There're three possible ways to apply Dijkstra, NONE of them will work:
1.Directly use “max” operations instead of “min” operations.
2.Convert all positive weights to be negative. Then find the shortest path.
3.Give a very large positive number M. If the weight of an edge is w, now M-w is used to replace w. Then find the shortest path.

For DAG, critical path method will work:
1: Find a topological ordering.
2: Find the critical path.
see [Horowitz 1995] E. Howowitz, S. Sahni and D. Metha, Fundamentals of Data Structures in C++, Computer Science Press, New York, 1995


I thought about the problem and I think it is not possible in general. Being acyclic is not enough, I think.

For example:

We want to go from a to c in this dag.

a - > b - > c
|           /\
v           |
d - - - - - 

d-c has length 4

a-d has length 1

all others have length 2

If you just replace the min function with a max function, the algorithm will lead to a-b-c but the longest path is a-d-c.

I found two special cases where you can use Dijkstra for calculating the longest path:

  1. The graph is not only directed acyclic, but also acyclic if you remove the directions. In other words: It is a tree. Because in a tree the longest path is also the shortest path.
  2. The graph has only negative weights. Then you can use max instead of min to find the longest path. BUT this works only if the weights are really negative. If you just invert positive weights it will not work.

Longest distance problem has no optimal substructure for any graph, DAG or not. However, any longest distance problem on graph G is equivalent to a shortest distance problem in a transformed graph G'=-G i.e. sign of each edge weight is reversed.

If the transformed graph G' is expected to have negative edges and cycles, then Bellman-Ford algorithm is used for finding shortest distance. However, if G is guaranteed to have only non-negative weights (i.e. G' is non-positive weights) then Dijkstra's algorithm could be better choice over Bellman-Ford. (see 'Evgeny Kluev' response for graph - Dijkstra for The Single-Source Longest Path) If the G is a DAG, then G' will be a DAG too. For DAG, we've better algorithm for finding shortest distance and that should be chosen over Dijkstra's or Bellman-Ford's.

Summary:
Longest path problem has no optimal substructure and thus modifying min-weight function in Dijkstra's algorithm to max-weight function alone won't work for a graph, be it DAG or not.
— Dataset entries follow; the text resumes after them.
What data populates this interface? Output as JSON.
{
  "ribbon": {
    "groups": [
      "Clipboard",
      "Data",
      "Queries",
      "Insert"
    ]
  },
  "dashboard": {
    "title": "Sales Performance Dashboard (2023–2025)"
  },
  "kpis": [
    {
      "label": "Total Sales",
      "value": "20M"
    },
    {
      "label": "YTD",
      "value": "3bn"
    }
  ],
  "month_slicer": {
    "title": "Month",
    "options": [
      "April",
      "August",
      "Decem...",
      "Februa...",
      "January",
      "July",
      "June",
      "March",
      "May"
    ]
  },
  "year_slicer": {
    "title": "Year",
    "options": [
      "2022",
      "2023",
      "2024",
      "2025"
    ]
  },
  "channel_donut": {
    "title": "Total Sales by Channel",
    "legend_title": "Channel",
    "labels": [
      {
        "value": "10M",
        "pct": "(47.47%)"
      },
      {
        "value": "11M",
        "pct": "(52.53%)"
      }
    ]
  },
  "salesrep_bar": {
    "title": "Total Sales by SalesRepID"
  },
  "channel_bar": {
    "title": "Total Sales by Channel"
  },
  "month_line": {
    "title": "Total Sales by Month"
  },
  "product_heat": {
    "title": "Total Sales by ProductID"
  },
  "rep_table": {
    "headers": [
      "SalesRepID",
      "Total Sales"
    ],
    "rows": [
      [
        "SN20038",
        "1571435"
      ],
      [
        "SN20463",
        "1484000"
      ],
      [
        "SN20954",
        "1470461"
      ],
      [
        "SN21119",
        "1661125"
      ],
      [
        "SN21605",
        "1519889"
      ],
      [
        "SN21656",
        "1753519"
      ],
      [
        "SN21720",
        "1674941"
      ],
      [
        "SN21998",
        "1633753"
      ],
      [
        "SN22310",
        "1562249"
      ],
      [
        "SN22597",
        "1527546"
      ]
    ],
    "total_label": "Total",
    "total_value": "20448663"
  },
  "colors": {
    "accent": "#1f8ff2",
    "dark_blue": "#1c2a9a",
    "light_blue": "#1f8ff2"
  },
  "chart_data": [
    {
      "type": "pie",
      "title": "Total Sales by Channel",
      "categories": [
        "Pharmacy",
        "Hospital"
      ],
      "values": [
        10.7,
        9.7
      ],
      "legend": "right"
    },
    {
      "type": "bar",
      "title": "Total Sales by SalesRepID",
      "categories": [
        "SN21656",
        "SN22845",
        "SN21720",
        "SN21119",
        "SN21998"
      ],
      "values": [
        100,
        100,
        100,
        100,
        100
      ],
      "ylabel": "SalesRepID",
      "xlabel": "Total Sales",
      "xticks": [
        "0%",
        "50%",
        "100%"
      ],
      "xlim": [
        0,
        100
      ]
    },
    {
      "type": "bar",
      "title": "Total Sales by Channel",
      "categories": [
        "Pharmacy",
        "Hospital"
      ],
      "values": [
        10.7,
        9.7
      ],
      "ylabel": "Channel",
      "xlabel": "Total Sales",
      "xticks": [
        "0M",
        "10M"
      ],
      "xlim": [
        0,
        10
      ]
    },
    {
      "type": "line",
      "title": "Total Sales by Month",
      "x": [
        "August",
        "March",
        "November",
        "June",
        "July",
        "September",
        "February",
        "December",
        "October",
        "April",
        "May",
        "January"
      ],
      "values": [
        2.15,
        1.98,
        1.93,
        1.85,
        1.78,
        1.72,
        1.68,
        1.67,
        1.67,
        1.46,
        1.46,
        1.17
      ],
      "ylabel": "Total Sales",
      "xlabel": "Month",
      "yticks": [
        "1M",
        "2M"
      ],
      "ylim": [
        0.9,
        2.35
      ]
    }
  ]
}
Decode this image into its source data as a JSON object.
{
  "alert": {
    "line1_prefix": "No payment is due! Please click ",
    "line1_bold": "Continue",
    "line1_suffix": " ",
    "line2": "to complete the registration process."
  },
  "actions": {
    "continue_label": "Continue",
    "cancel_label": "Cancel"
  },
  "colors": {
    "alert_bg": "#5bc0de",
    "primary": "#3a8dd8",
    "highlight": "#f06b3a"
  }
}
Instead of modifying any shortest-path-algorithm (well in a trivial way), we rather transform the G, and see which shortest path algorithm works best on the transformed G.

Note

     A-------B
     |       |              assume: edges A-B, B-C, C-A of same weight
     |       |
     +-------C

We see MAX_DIS(A,B)= A->C->B
For "MAX_DIS" to be optimal structure, in the above case, the relation

    MAX_DIS(A,B) = MAX_DIS(A,C) + MAX_DIS(C,B) should be satisfied.

But it is not as we see, MAX_DIS(A,C)=A->B->C and MAX_DIS(C,B)= C->A->B and thus it provides an example that longest distance problem may not have optimal sub-structure.